I want to show that the set of all Lebesgue measurable functions is a vector space. Consider a measurable space $(X,\epsilon)$ and a measure $\mu$ on this space.
Specifically, I wish to show that
$\mathcal{L}_0 (\mu) = \{ f : \mathbb{R} \rightarrow \mathbb{R} : \text{f is measurable and } \lim_{t \rightarrow \infty} \mu (\{ {x\in X: f(x) \ge t} \}) = 0 \} $
is a vector space. It is a sub space of the vector space of measurable functions. Of course $0\in \mathcal{L}_0 (\mu) $, but I am having trouble showing that it is closed under linear combinations.

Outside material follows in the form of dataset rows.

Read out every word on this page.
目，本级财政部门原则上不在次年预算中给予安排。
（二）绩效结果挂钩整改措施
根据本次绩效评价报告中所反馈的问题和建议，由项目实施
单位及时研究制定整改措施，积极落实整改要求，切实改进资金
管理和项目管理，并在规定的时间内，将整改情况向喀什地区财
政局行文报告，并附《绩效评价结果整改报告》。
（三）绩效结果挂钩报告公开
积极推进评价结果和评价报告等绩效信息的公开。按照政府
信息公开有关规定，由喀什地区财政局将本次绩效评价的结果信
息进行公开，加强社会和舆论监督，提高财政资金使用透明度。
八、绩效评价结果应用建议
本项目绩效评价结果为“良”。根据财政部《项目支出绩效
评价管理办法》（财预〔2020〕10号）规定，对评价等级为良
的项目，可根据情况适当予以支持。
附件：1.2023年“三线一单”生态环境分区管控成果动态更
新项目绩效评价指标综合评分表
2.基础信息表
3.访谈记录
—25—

I would like to use that for $\alpha \in \mathbb{R}$ and $f,g \in \mathcal{L}_0 (\mu)$, using the common notation $ \{ f \ge t \} := \{ {x\in X: f(x) \ge t} \} $, we have that
$\{ \alpha f + g \ge t \} \subseteq \{ |\alpha f + g |\ge t \} \subseteq \{ |\alpha | | f | + | g |\ge t \} \subseteq \{ |\alpha | | f | \ge t \} \cup \{| g| \ge t \}$
As the measure is an increasing function, it follows that
$\lim_{t \rightarrow \infty} \mu (\{ \alpha f + g \ge t \}) \leq \lim_{t \rightarrow \infty} \mu (\{| \alpha | | f | \ge t \}) + \lim_{t \rightarrow \infty} \mu (\{ | g | \ge t \}) ) = 0 $,
provided that $|f| \in \mathcal{L}_0 (\mu)$, whenever $f \in \mathcal{L}_0 (\mu)$
My question is: Is this a reasonable approach, and if so, how do I show $|f| \in \mathcal{L}_0 (\mu)$, whenever $f \in \mathcal{L}_0 (\mu)$? I figure that if I can establish that, I can easily show that then $ |\alpha| |f| \in \mathcal{L}_0 ( \mu) $ as well.
As stated this is false. We can have $f \in \mathcal L_0(\mu)$ with $-f \notin \mathcal L_0(\mu)$. Example: let $f(x)=-|x|$. If, in the definition of $\mathcal L_0(\mu)$, you replace the inequality $f(x) \geq t$ by $|f(x)| \geq t$ then $\mathcal L_0(\mu)$ becomes a vector space, but you seem to know already how to prove this.